Bill Day/CagleCartoons.com

Bill Day/CagleCartoons.com

How far will Putin push?

By Richard A. Clarke

New York Daily News

Source: McClatchy

In 2016, Russians sitting in St. Petersburg, pretending online to be Americans, organized unwitting people in the U.S. to create jail cell-like cages for volunteers who played the role of Hillary Clinton in an orange prison jumpsuit. These displays showed up at numerous rallies around the country.

This year, someone spread the news online that “antifa” activists were coming to the Gettysburg battleground to remove a statue of Civil War rebel leader Robert Lee. In response, a large number of unwitting and heavily armed Americans showed up ready for a fight. In Portland, Oregon, and other cities, pro-Trump groups have spontaneously appeared, armed for combat, carrying rebel and Trump flags and parading in caravans of pickup trucks. Shootings and killings followed.

What role the Russians are playing this year in fomenting factionalism and violence in the U.S. is not yet publicly known. The Trump administration has tried to prevent counterintelligence experts from providing details to the public and Congress. What those government specialists have said, however, is that Russia already has and is likely to continue to interfere in the U.S. electoral season in support of Trump. That warning is supported by research from nongovernment experts.

But Russia’s goal is not just the reelection of Trump. That is a means to an end. What Vladimir Putin seeks is to rip the social and political fabric of America, to create chaos, to sow public distrust in the government and to set us at each others’ throats. As Putin himself once said about what he thought the West was doing to Russia, “There are certain people who want us to be focused on internal problems, and they pull the strings here so we don’t raise our heads internationally.”

An America on the verge of a new civil war will not be an impediment to Putin’s revanchist desires for gaining back control of neighboring countries and spreading Russian power in the Middle East and elsewhere.

We should be concerned that Russia will go beyond instigating jail cell pantomimes to actively agitating violence in the U.S. Fueled by social media, armed groups are already on the streets of our country. What Putin has done in Russia may tell us how far he is willing to go here. In at least two incidents in his political career when Putin needed a bounce in support, suspicious terrorist incidents occurred, killing Russians and allowing Putin to gain political support for his harsh responses and his promises of law and order.

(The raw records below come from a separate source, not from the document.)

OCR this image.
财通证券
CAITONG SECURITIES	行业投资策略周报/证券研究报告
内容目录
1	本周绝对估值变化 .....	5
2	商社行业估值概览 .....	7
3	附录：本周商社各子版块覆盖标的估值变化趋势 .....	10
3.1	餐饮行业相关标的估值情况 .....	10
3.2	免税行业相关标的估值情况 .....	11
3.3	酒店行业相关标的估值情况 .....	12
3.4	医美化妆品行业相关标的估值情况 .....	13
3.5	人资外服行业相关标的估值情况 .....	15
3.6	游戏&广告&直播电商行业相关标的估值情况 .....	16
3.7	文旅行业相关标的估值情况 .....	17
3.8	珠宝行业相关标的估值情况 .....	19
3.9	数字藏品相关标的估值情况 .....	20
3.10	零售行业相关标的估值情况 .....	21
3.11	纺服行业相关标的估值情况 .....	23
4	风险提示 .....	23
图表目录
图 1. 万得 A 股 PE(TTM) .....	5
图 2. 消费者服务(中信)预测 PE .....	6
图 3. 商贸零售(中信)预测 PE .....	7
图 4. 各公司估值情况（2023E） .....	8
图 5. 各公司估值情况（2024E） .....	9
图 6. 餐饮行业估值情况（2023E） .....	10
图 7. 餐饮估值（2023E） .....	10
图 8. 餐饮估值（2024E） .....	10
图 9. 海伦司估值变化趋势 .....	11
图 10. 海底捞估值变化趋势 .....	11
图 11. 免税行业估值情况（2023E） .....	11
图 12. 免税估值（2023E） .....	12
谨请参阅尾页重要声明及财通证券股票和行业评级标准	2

As reported in “Putin’s People” by Catherine Belton, in 1999, in three incidents over nine days in September, 243 people were killed by bombings of apartment blocks. What looked like a fourth bombing was prevented, but those caught in the fourth incident were Russian intelligence officers. Russians who investigated whether Putin was behind the bombings were poisoned and murdered.

Putin, however, gained great popularity, portraying himself as the defender of Russia from such terrorism. In 2002, a group of “terrorists” took hostages at a suburban Moscow theater. Putin ordered the theater gassed, resulting in the death of 115 hostages. Independent investigators and journalists later found evidence that the incident might have been staged by Russian intelligence using fake bombs and prisoners playing parts, encouraged by promises to be whisked out of the country after the incident. Instead, they were shot dead on the site. Putin’s popularity again soared for his courageous (though botched) response to terrorism.

In 2020, faced with massive protests against his allied autocrat in Belarus and large scale demonstrations in the Russian Far Eastern city of Khabarovsk, Putin again seems to have opted for a lethal response from his intelligence services. Fearing that the opposition leader Alexi Navalny would succeed in rallying a large protest vote in upcoming regional elections, Putin seems to have ordered him killed by use of a nerve gas (Novichok) made and possessed only by Russian security services. It is the same gas that the British government says was used by Russian intelligence agents in an attempted assassination of a Putin opponent living in England.

We should brace ourselves for violence and lethal force being employed for political purposes in the U.S. in the weeks before the election and in the weeks after, when the results are likely to be contested. Incidents may occur and be blamed on “antifa.” Armed militias may engage peaceful protesters with increased violence. Those pulling the trigger may be unwitting American dupes, but orchestrating it will be the man in the Kremlin. Joe Biden and Kamala Harris should warn the American people about what may be coming.

Richard A. Clarke was the national coordinator for security and counterterrorism in the Clinton and George W. Bush administrations. He is the author of several books.